Der Verrat zählt zu den unverzeihlichsten Verbrechen, die Menschen einander antun können. Ganz gleich ob im Politischen oder Privaten: Wir alle reagieren betroffen, wenn wir von jemandem, dem wir unser Vertrauen schenkten, hintergangen werden. Gelegentlich kann ein Verrat aber auch ein Licht auf Missstände werfen, die ohne ihn im Dunkeln fortbestanden hätten. Der Hitler-Attentäter Claus Schenk Graf von Stauffenberg war aus Sicht militärischer Rechtsprechung ganz klar ein Verräter. Bis sein Versuch des Tyrannenmordes in Deutschland als lupenreine moralische Heldentat gewertet wurde, dauerte es eine Weile. Wilhelm Tell hatte es in der Schweizer Öffentlichkeit etwas leichter. Aber was ist mit all den Whistleblowern, wie etwa dem ehemaligen CIA-Mitarbeiter Edward Snowden? Der machte 2013 Tausende geheime Dokumente über die weltweite Überwachung durch britische und US-Geheimdienste öffentlich. Heute lebt er im Exil, die US-Behörden verlangen seine Auslieferung. Gleichzeitig wurde er 2016 für den Friedensnobelpreis nominiert. Oder der Wikileaks-Gründer Julian Assange, der interne Berichte über Menschenrechtsverletzungen im Afghanistan- und Irakkrieg ins Netz stellte? Von seinen Anhängern gefeiert, fordern die USA auch seine Auslieferung. Wer will hier ein Urteil fällen?
Es heisst, dass der Verräter von niemandem geschätzt wird, selbst von denen nicht, die von seinem Verrat profitieren. Dahinter steckt der Verdacht, dass der Verräter bei nächster Gelegenheit zum Wiederholungstäter wird.
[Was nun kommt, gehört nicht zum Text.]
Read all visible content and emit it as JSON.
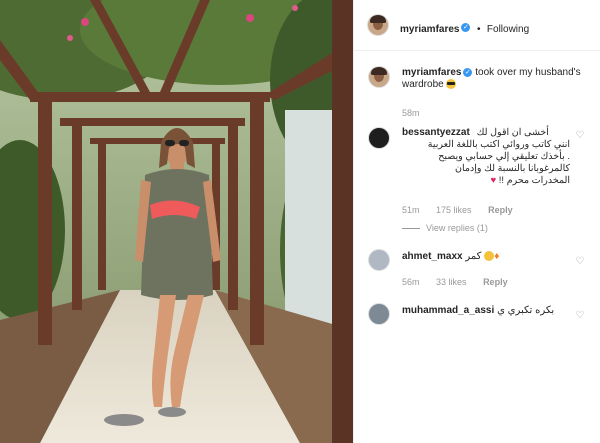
{
  "post": {
    "author": "myriamfares",
    "follow_status": "Following",
    "dot": "•"
  },
  "caption": {
    "username": "myriamfares",
    "text": "took over my husband's wardrobe",
    "emoji": "sunglasses-emoji",
    "time": "58m"
  },
  "comments": [
    {
      "username": "bessantyezzat",
      "lines": [
        "أخشى ان اقول لك",
        "انني كاتب وروائي اكتب باللغة العربية",
        ". بأخذك تعليقي إلي حسابي ويصبح",
        "كالمرغوبانا بالنسبة لك وإدمان",
        "المخدرات محرم !!"
      ],
      "emoji": "red-heart",
      "time": "51m",
      "likes": "175 likes",
      "reply": "Reply",
      "view_replies": "View replies (1)"
    },
    {
      "username": "ahmet_maxx",
      "text": "كمر",
      "emoji": "heart-eyes-fire",
      "time": "56m",
      "likes": "33 likes",
      "reply": "Reply"
    },
    {
      "username": "muhammad_a_assi",
      "text": "بكره تكبري ي"
    }
  ],
  "colors": {
    "verified": "#3897f0",
    "muted": "#999999",
    "text": "#262626"
  }
}
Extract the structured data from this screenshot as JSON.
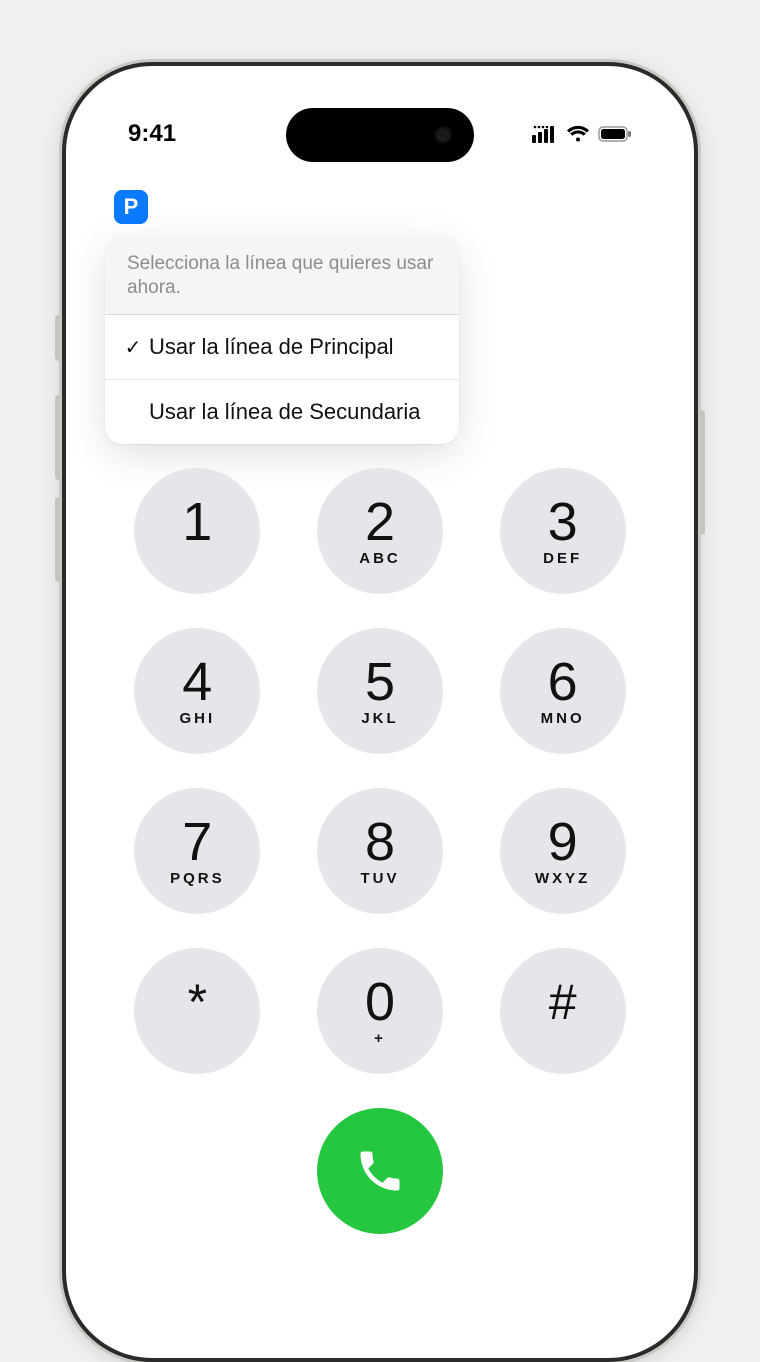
{
  "status": {
    "time": "9:41"
  },
  "line_badge": {
    "letter": "P",
    "color": "#0a7aff"
  },
  "popover": {
    "header": "Selecciona la línea que quieres usar ahora.",
    "options": [
      {
        "label": "Usar la línea de Principal",
        "selected": true
      },
      {
        "label": "Usar la línea de Secundaria",
        "selected": false
      }
    ]
  },
  "keypad": {
    "keys": [
      {
        "digit": "1",
        "letters": ""
      },
      {
        "digit": "2",
        "letters": "ABC"
      },
      {
        "digit": "3",
        "letters": "DEF"
      },
      {
        "digit": "4",
        "letters": "GHI"
      },
      {
        "digit": "5",
        "letters": "JKL"
      },
      {
        "digit": "6",
        "letters": "MNO"
      },
      {
        "digit": "7",
        "letters": "PQRS"
      },
      {
        "digit": "8",
        "letters": "TUV"
      },
      {
        "digit": "9",
        "letters": "WXYZ"
      },
      {
        "digit": "*",
        "letters": ""
      },
      {
        "digit": "0",
        "letters": "+"
      },
      {
        "digit": "#",
        "letters": ""
      }
    ]
  },
  "colors": {
    "key_bg": "#e6e5e9",
    "call_green": "#26c740"
  }
}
Er gilt als vertrauensunwürdig, man bedient sich seiner, aber verachtet ihn dafür.
Wie sehr mit dem Vorwurf des Verrats Schindluder getrieben werden kann, zeigt sich an der Figur des Judas. Seit Christus’ Tod ist er eindeutig die am meisten gehasste Gestalt in der Bibel. In der russisch-orthodoxen Kirche fasten die Strenggläubigen jeden Mittwoch im Gedenken an seinen Verrat. Der über 2000 Jahre alte religiöse Antijudaismus wird so weiterhin im kulturellen Gedächtnis gehalten. Das ist fatal, wo doch Judas in Wahrheit ein äusserst tragischer Protagonist eines göttlichen Heilsplans war. Ohne seine Rollenbesetzung gäbe es letztlich keine Erlösung. Auch Jesus wusste, dass seine Auslieferung vorbestimmt war. Ohne Judas zu erwähnen, weist er bei seinem letzten Abendmahl auf den vorgezeichneten Weg hin. Bei Markus 14,21 steht: «Der Menschensohn geht zwar dahin, wie über ihn geschrieben steht, doch wehe dem Menschen, durch den der Menschensohn ausgeliefert wird. Für diesen Menschen wäre es besser, wenn er nicht geboren wäre.» – Ein vernichtendes Urteil. Sollten wir uns nicht gerade deswegen Judas’ erbarmen?